Le difficoltà dei senatori a dire “stepchild adoption”

Durante il dibattito in Senato sul disegno di legge sulle unioni civili alcuni hanno avuto problemi con la pronuncia dell'inglese, e dell'italiano

Il senatore Domenico Scilipoti di Forza Italia-Il Popolo della Libertà (ANSA)
Il senatore Domenico Scilipoti di Forza Italia-Il Popolo della Libertà (ANSA)

Nel corso del dibattito in Senato sul cosiddetto “ddl Cirinnà” sulle unioni civili, i senatori contrari alla legge hanno sostenuto che tra le altre cose le norme proposte mettono a rischio quella che definiscono la “famiglia naturale”. Come avviene spesso in questi casi, durante la discussione alcuni senatori si sono lasciati andare, improvvisando parte dei loro interventi, mentre altri hanno dimostrato di avere qualche problema con la pronuncia delle parole inglesi “stepchild adoption” e in altri casi con quella di parole italiane.

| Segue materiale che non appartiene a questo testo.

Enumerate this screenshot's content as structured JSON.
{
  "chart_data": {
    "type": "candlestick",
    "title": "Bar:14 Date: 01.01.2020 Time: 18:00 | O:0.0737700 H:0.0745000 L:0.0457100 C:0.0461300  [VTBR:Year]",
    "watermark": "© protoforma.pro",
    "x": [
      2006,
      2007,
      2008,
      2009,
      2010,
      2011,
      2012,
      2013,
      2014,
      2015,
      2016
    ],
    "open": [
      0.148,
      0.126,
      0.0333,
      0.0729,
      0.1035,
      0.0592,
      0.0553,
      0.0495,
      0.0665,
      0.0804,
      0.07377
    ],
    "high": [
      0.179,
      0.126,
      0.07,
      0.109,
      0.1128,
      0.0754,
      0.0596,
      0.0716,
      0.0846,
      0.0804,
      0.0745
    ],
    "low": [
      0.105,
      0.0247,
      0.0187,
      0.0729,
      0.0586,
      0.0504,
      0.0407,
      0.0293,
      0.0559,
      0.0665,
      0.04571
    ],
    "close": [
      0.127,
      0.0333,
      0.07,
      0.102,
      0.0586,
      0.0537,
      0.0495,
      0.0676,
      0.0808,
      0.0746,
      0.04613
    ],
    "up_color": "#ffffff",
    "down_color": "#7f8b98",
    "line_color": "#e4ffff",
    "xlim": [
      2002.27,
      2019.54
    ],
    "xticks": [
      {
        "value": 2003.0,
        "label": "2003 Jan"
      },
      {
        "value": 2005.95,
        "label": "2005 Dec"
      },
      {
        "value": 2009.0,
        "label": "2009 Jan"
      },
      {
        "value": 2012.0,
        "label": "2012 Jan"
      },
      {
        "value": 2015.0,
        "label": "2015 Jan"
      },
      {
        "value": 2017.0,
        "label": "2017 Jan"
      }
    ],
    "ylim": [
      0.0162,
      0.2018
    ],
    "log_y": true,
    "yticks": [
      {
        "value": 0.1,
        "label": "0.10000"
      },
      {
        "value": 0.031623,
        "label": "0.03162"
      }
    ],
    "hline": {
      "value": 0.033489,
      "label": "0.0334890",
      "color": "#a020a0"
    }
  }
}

Il ddl Cirinnà è diviso in due capi: il primo capo, all’articolo 1, introduce nell’ordinamento italiano l’istituto dell’unione civile tra persone dello stesso sesso «quale specifica formazione sociale, ai sensi dell’articolo 2 della Costituzione». Il testo stabilisce la netta separazione semantica tra “nuove” unioni e matrimonio, secondo le richieste di diversi cattolici del PD: cancella ogni riferimento al matrimonio e di conseguenza qualsiasi riferimento all’articolo 29 della Costituzione. La nuova legge introdurrà di fatto un nuovo istituto di diritto di famiglia, distinto dal matrimonio. Negli articoli successivi si disciplinano le modalità per la costituzione delle unioni civili e si spiegano le cause di impedimento, si definiscono diritti e doveri derivanti dall’unione, si estendono le disposizioni in materia di diritti successori dei coniugi, si stabilisce lo scioglimento dell’unione. Nell’articolo 5 si parla di stepchild adoption, cioè la possibilità di adottare il figlio del partner. Viene esclusa l’applicabilità dell’istituto dell’adozione legittimante: per le coppie dello stesso sesso unite civilmente non sarà possibile, quindi, adottare bambini che non siano già figli dell’altro o altra componente della coppia.

Il Capo II (articoli da 11 a 23) definisce la convivenza di fatto; stabilisce doveri di reciproca assistenza, diritti di permanenza nella casa comune di residenza, l’obbligo di mantenimento in caso di cessazione; parifica i diritti del convivente superstite a quelli del coniuge superstite; si spiegano le cause di nullità del contratto di convivenza.